KNNDataImputer Example
In this example, we will explore how to perform imputation with the HR promotion dataset using KNN imputation.
This method imputes missing data of a feature using k-nearest neighbours. A feature’s missing values are imputed using the mean value from k-nearest neighbors in the dataset. Two samples are close if the features that neither is missing are close.

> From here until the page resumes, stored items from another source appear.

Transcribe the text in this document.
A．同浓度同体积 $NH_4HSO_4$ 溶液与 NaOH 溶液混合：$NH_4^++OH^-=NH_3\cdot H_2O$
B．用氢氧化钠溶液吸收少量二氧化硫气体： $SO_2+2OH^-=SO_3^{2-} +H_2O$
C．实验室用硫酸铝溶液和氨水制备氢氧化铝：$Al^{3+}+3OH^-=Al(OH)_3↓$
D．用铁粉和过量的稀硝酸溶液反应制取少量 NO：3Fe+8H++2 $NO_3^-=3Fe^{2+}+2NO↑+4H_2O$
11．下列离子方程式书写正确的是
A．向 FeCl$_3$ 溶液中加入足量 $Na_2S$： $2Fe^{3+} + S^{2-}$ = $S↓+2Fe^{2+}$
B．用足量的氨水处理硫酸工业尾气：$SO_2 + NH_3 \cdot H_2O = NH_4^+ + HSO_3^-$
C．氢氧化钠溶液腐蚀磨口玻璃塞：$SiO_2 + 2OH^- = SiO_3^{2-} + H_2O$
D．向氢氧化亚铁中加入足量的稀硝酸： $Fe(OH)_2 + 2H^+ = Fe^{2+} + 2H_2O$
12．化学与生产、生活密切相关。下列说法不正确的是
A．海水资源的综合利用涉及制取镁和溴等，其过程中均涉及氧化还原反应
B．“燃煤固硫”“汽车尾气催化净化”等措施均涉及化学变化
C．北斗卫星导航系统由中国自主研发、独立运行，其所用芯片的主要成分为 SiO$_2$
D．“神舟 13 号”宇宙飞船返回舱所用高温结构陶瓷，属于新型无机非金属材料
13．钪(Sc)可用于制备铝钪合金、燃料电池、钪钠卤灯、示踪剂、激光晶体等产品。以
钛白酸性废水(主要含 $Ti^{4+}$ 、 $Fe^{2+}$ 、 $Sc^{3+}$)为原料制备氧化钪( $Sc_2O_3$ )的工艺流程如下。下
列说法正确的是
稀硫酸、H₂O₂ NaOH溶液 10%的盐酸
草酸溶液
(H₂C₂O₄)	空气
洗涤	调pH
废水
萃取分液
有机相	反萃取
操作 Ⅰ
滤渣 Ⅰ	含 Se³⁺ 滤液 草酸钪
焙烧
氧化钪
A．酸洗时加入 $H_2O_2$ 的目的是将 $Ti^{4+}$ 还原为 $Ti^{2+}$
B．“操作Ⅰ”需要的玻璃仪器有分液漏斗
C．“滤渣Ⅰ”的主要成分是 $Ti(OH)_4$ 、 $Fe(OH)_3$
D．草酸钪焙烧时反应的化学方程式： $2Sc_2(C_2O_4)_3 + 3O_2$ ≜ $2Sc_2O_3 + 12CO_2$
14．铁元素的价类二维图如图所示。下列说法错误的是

This subclass uses the class sklearn.impute.KNNImputer
class from sklearn
in the background.
[1]:
import sys
sys.path.append('../../../notebooks')
import pandas as pd
import numpy as np
from raimitigations.dataprocessing import KNNDataImputer
from download import download_datasets
Handling a DataFrame with column names
[2]:
data_dir = '../../../datasets/'
download_datasets(data_dir)
dataset = pd.read_csv(data_dir + 'hr_promotion/train.csv')
dataset = dataset[:10000]
dataset
[2]:
employee_id | department | region | education | gender | recruitment_channel | no_of_trainings | age | previous_year_rating | length_of_service | KPIs_met >80% | awards_won? | avg_training_score | is_promoted | |
---|---|---|---|---|---|---|---|---|---|---|---|---|---|---|
0 | 65438 | Sales & Marketing | region_7 | Master's & above | f | sourcing | 1 | 35 | 5.0 | 8 | 1 | 0 | 49 | 0 |
1 | 65141 | Operations | region_22 | Bachelor's | m | other | 1 | 30 | 5.0 | 4 | 0 | 0 | 60 | 0 |
2 | 7513 | Sales & Marketing | region_19 | Bachelor's | m | sourcing | 1 | 34 | 3.0 | 7 | 0 | 0 | 50 | 0 |
3 | 2542 | Sales & Marketing | region_23 | Bachelor's | m | other | 2 | 39 | 1.0 | 10 | 0 | 0 | 50 | 0 |
4 | 48945 | Technology | region_26 | Bachelor's | m | other | 1 | 45 | 3.0 | 2 | 0 | 0 | 73 | 0 |
... | ... | ... | ... | ... | ... | ... | ... | ... | ... | ... | ... | ... | ... | ... |
9995 | 14934 | Procurement | region_13 | Master's & above | f | other | 1 | 37 | 4.0 | 7 | 1 | 0 | 71 | 0 |
9996 | 22040 | Sales & Marketing | region_33 | Master's & above | m | sourcing | 1 | 39 | 3.0 | 7 | 0 | 0 | 48 | 0 |
9997 | 14188 | Finance | region_13 | Master's & above | f | sourcing | 1 | 33 | 4.0 | 4 | 1 | 0 | 58 | 0 |
9998 | 73566 | Operations | region_28 | Master's & above | m | other | 1 | 32 | 4.0 | 4 | 1 | 0 | 57 | 1 |
9999 | 21372 | Procurement | region_13 | Bachelor's | f | sourcing | 1 | 32 | 3.0 | 6 | 0 | 0 | 71 | 0 |
10000 rows × 14 columns
[3]:
print(dataset.isna().any())
print(dataset['education'].unique())
print(dataset['previous_year_rating'].unique())
employee_id False
department False
region False
education True
gender False
recruitment_channel False
no_of_trainings False
age False
previous_year_rating True
length_of_service False
KPIs_met >80% False
awards_won? False
avg_training_score False
is_promoted False
dtype: bool
["Master's & above" "Bachelor's" nan 'Below Secondary']
[ 5. 3. 1. 4. nan 2.]
Without Enabling Encoding
As we can see above, both the education and previous_year_rating have missing values.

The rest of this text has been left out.